O que nos ocorre espontaneamente são relatos de aventuras em que fomos, de algum modo, heróis. Só com esforço nos voltam proezas humilhantes. A partir daquela sugestão, se tornou cada dia mais nítido, para mim que, ao longo de toda a vida, nos pintamos, para nós mesmos, heróis. Somos, de algum modo, nossos maiores fãs, nos idolatramos no subterrâneo.
E é tudo muito simples, óbvio demais: tudo que nos magoou continua como espinho prestes a nos ferir de novo se o formos resgatar. Preferimos, então, colher apenas as rosas, que perfumaram e perfumam nossa vaidade.
Por exemplo, certa vez, aos doze anos, conversava eu com colegas, num canto do amplo pátio de recreio do Colégio de São Bento enquanto bebia do gargalo de uma das velhas garrafas de vidro de Coca-Cola. De repente, splash! O cocô de um dos urubus que, muito alto, pairavam sobre nossas cabeças, acertou com precisão a boca da garrafa de minha bebida. É óbvio, sobrou para minha mão e para a camisa azul claro.
Pior do que a imundice, todavia, foi me ver alvo de troça e chacota, de risos e gozações do grupo.

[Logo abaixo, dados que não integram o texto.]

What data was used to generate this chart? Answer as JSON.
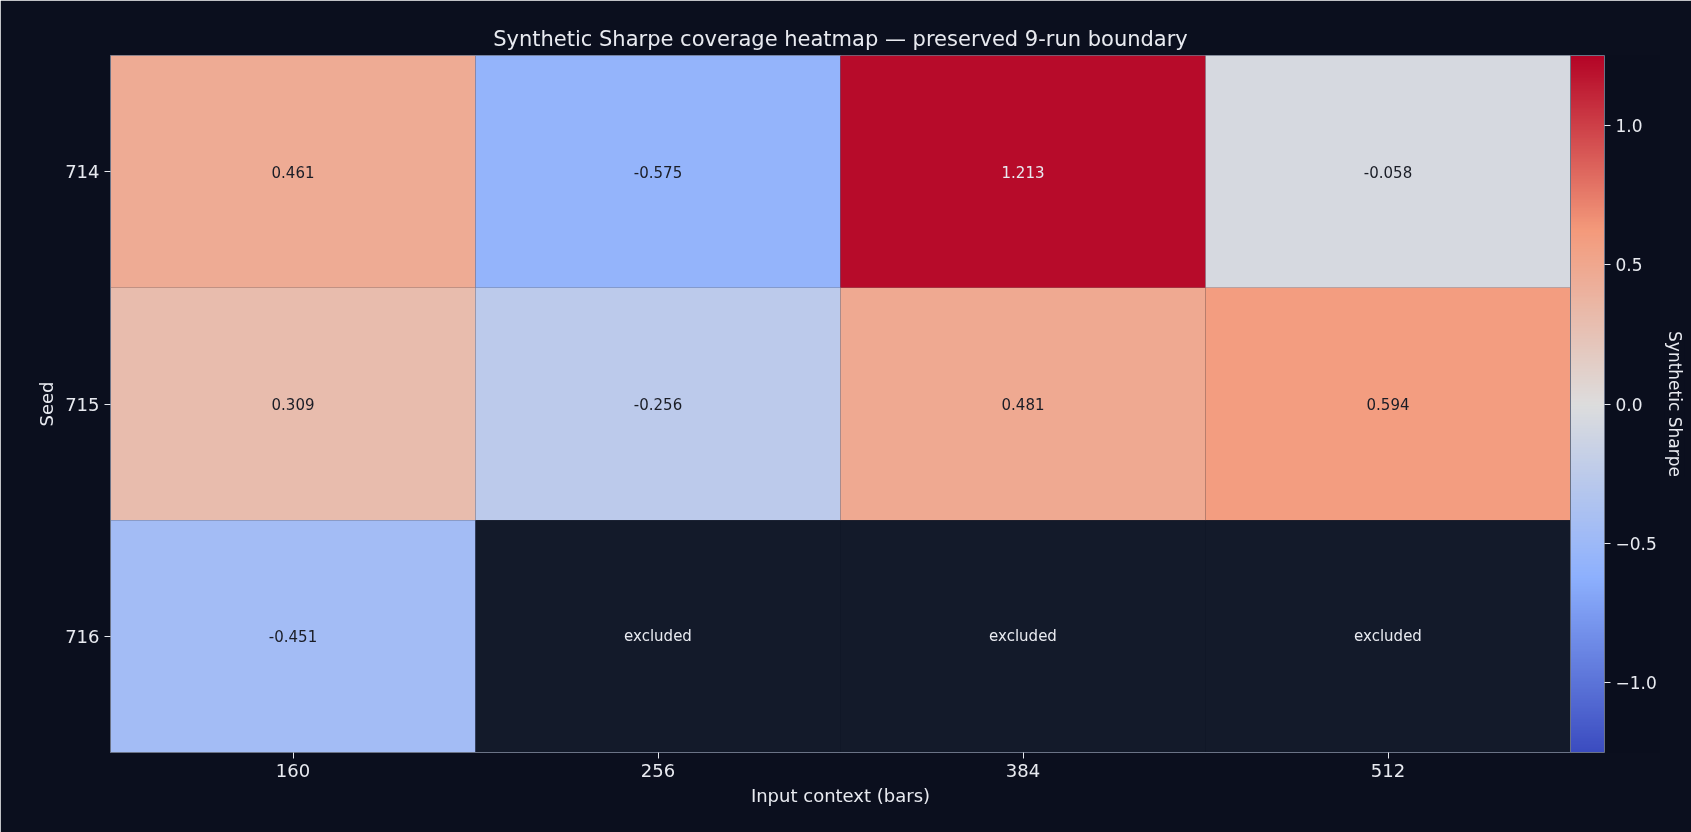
{
  "chart_data": {
    "type": "heatmap",
    "title": "Synthetic Sharpe coverage heatmap — preserved 9-run boundary",
    "xlabel": "Input context (bars)",
    "ylabel": "Seed",
    "clabel": "Synthetic Sharpe",
    "categories": [
      "160",
      "256",
      "384",
      "512"
    ],
    "y_categories": [
      "714",
      "715",
      "716"
    ],
    "cells": [
      [
        0.461,
        -0.575,
        1.213,
        -0.058
      ],
      [
        0.309,
        -0.256,
        0.481,
        0.594
      ],
      [
        -0.451,
        null,
        null,
        null
      ]
    ],
    "cell_labels": [
      [
        "0.461",
        "-0.575",
        "1.213",
        "-0.058"
      ],
      [
        "0.309",
        "-0.256",
        "0.481",
        "0.594"
      ],
      [
        "-0.451",
        "excluded",
        "excluded",
        "excluded"
      ]
    ],
    "clim": [
      -1.25,
      1.25
    ],
    "cticks": [
      {
        "value": -1.0,
        "label": "−1.0"
      },
      {
        "value": -0.5,
        "label": "−0.5"
      },
      {
        "value": 0.0,
        "label": "0.0"
      },
      {
        "value": 0.5,
        "label": "0.5"
      },
      {
        "value": 1.0,
        "label": "1.0"
      }
    ]
  }
}
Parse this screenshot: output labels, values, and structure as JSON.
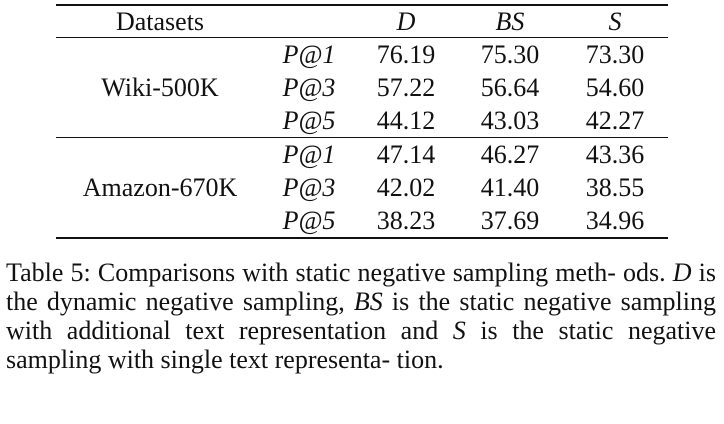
{
  "table": {
    "headers": [
      "Datasets",
      "",
      "D",
      "BS",
      "S"
    ],
    "groups": [
      {
        "dataset": "Wiki-500K",
        "rows": [
          {
            "metric": "P@1",
            "values": [
              "76.19",
              "75.30",
              "73.30"
            ]
          },
          {
            "metric": "P@3",
            "values": [
              "57.22",
              "56.64",
              "54.60"
            ]
          },
          {
            "metric": "P@5",
            "values": [
              "44.12",
              "43.03",
              "42.27"
            ]
          }
        ]
      },
      {
        "dataset": "Amazon-670K",
        "rows": [
          {
            "metric": "P@1",
            "values": [
              "47.14",
              "46.27",
              "43.36"
            ]
          },
          {
            "metric": "P@3",
            "values": [
              "42.02",
              "41.40",
              "38.55"
            ]
          },
          {
            "metric": "P@5",
            "values": [
              "38.23",
              "37.69",
              "34.96"
            ]
          }
        ]
      }
    ]
  },
  "caption": {
    "t1": "Table 5: Comparisons with static negative sampling meth-",
    "t2a": "ods. ",
    "sym_d": "D",
    "t2b": " is the dynamic negative sampling, ",
    "sym_bs": "BS",
    "t2c": " is the static",
    "t3a": "negative sampling with additional text representation and ",
    "sym_s": "S",
    "t4": "is the static negative sampling with single text representa-",
    "t5": "tion."
  }
}
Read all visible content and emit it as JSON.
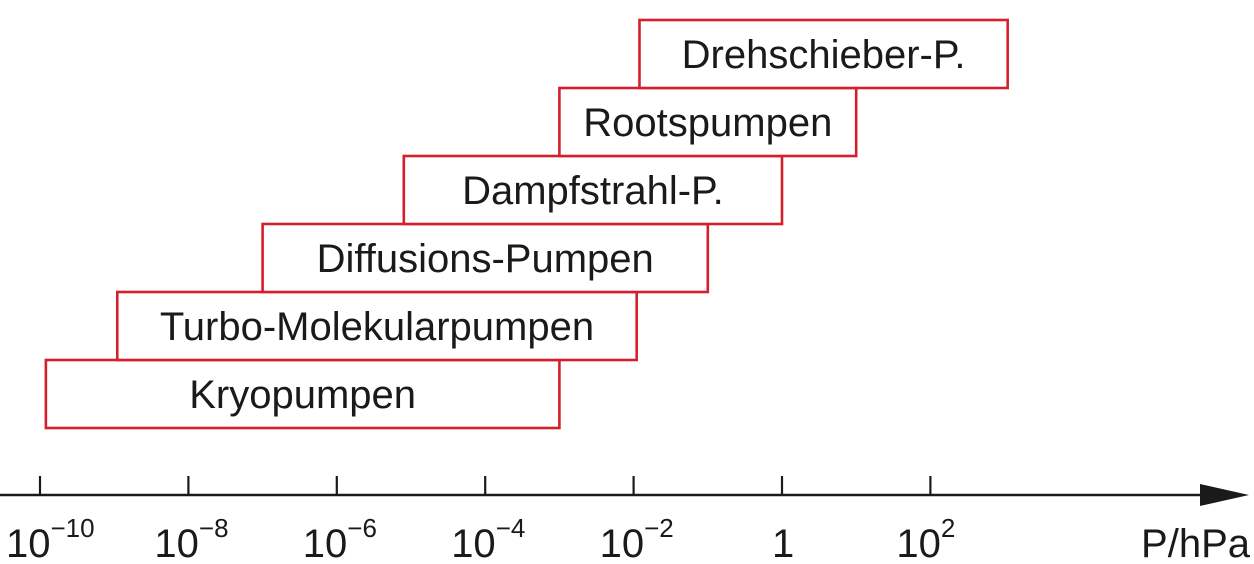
{
  "chart_data": {
    "type": "range-bar",
    "xscale": "log",
    "xlabel": "P/hPa",
    "xlim": [
      1e-10,
      1000
    ],
    "ticks": [
      {
        "value": 1e-10,
        "base": "10",
        "exp": "−10"
      },
      {
        "value": 1e-08,
        "base": "10",
        "exp": "−8"
      },
      {
        "value": 1e-06,
        "base": "10",
        "exp": "−6"
      },
      {
        "value": 0.0001,
        "base": "10",
        "exp": "−4"
      },
      {
        "value": 0.01,
        "base": "10",
        "exp": "−2"
      },
      {
        "value": 1,
        "base": "1",
        "exp": ""
      },
      {
        "value": 100,
        "base": "10",
        "exp": "2"
      }
    ],
    "ranges": [
      {
        "label": "Kryopumpen",
        "min": 1.2e-10,
        "max": 0.001
      },
      {
        "label": "Turbo-Molekularpumpen",
        "min": 1.1e-09,
        "max": 0.011
      },
      {
        "label": "Diffusions-Pumpen",
        "min": 1e-07,
        "max": 0.1
      },
      {
        "label": "Dampfstrahl-P.",
        "min": 8e-06,
        "max": 1
      },
      {
        "label": "Rootspumpen",
        "min": 0.001,
        "max": 10
      },
      {
        "label": "Drehschieber-P.",
        "min": 0.012,
        "max": 1100
      }
    ],
    "box_color": "#d4202c",
    "axis_color": "#1a1a1a"
  }
}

Tudo mais que eu disser sobre o episódio, não será memória, mas invenção. Por exemplo, que deu vontade de sumir. Deve ter dado, mas não sei. Da explosão do cocô em diante, tudo vira ficção.
Esta é uma memória que fácil se esquece. Dorme lá - onde? - e seguimos como se nada tivesse acontecido. Nos entusiasma contar momentos de sucesso, façanhas do eu herói. Que viva também o eu anti-herói.